Asked Questions;

What is Pathology?

Pathology is a branch of medical science primarily concerning the examination of organs, tissues, and bodily fluids in order to make a diagnosis of disease.


Types of pathology

The main branches of pathology are clinical pathology, anatomical pathology or a combination of the two, referred to as general pathology.


General pathology

General pathology describes the scientific study of disease which can be described as any abnormailty that is causing changes in the structure or function of body parts. In pathology, the causes, mechanisms and extent of disease may be examined.

The resulting changes in the structure or function of a body part and significance of the disease is also considered. A general pathologist would usually be familiar with all aspects of laboratory analysis and trained in clinical chemistry, microbiology and hematology, for example, but their knowledge would be less detailed than that of a subspecialist in one of these fields.


Anatomical pathology

This branch of pathology involves the study and diagnosis of disease based on the examination of surgically removed bodily specimens or sometimes of the whole body (autopsy). Aspects of a sample that may be considered include its gross anatomical make up, appearance of the cells and the immunological markers and chemical signatures in the cells.


Clinical pathology

This branch concerns the laboratory analysis of blood, urine and tissue samples to examine and diagnose disease. Typically, laboratories will process samples and provide results concerning blood counts, blood clotting ability or urine electrolytes, for example.


Who is a pathologist?

Pathologists are physicians who specialize in the diagnosis and characterization of disease based on the examination of tissues removed from diseased body parts or biopsy samples. They can also diagnose certain diseases and conditions through the laboratory analysis of various bodily fluids such as the blood, semen, saliva, cervical fluid, pleural fluid (around the lungs), pericardial fluid (around the heart) and ascetic fluid (collected in the abdomen in liver disease).

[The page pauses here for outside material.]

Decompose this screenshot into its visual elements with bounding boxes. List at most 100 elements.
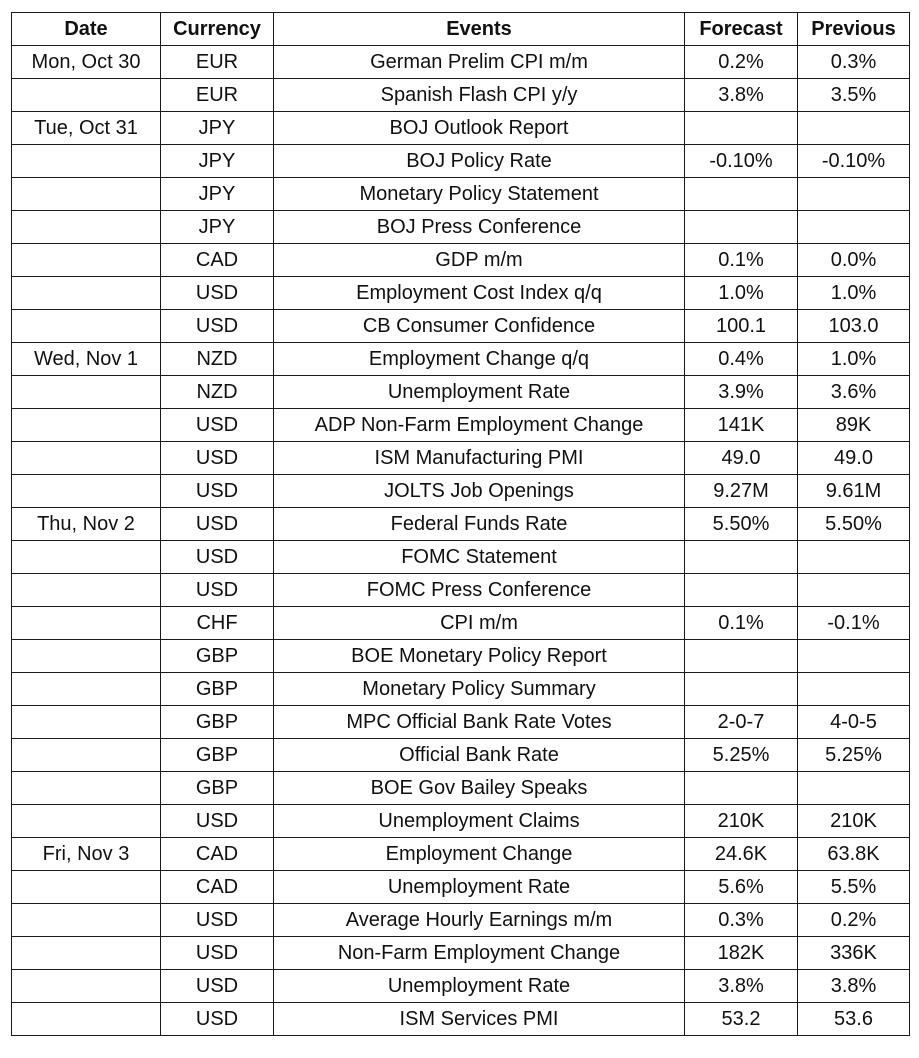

Pathologists specialize in a wide range of diseases including cancer. Tissue samples are observed under a microscope and the cellular pattern observed to help determine if a sample is cancerous or non-cancerous (benign). Pathologists also employ genetic studies and gene markers in the assessment of various diseases.

Pathologists work in conjunction with clinicians to help them make decisions regarding the most appropriate treatments for different disease conditions. Pathologists may also conduct post mortems or autopsies to investigate the cause of death. These specialists are called forensic pathologists.

By Dr Ananya Mandal, MD


What does Pathologist do?

Pathologists help care for patients every day by providing your doctor the information needed to ensure appropriate patient care. They are valuable resources for other physicians 24 hours a day, seven days a week.

A pathologist is a physician who studies body fluids and tissues, helps your primary care doctor make a diagnosis about your health or any medical problems you have, and uses laboratory tests to monitor the health of patients with chronic conditions.

A pathologist may also recommend what you can do to prevent illness and maintain good health. For example, when your blood is drawn as part of your annual physical, the pathologist supervises testing and performs tests to help assess your health.

A pathologist will also examine a tissue biopsy to determine if it is benign or if you have cancer, and shares that information with your primary care doctor. Some pathologists specialize in genetic testing, which can for example, determine the most appropriate treatment for particular types of cancer.

Pathologists also perform autopsies, which not only determine the person’s cause of death, but may also discover more information about the genetic progression of a disease. This discovery can help family members take preventive action for their own health and can aid researchers in developing future treatments.

Source: College of American Pathologists, November 2005


What am I required to bring for my pathology testing?


Make sure you bring your pathology test request form that your doctor completed for you. Please note that we normally accept all pathology request forms.

Our pathology collection staff are required to positively identify you at the beginning of your procedure.

I have an old pathology request form that I never used – can I still use it?


Most test request forms are valid for at least 6 months (unless your doctor has specified otherwise).

If your pathology testing request form is more than 6 months old, please contact your doctor for a new request.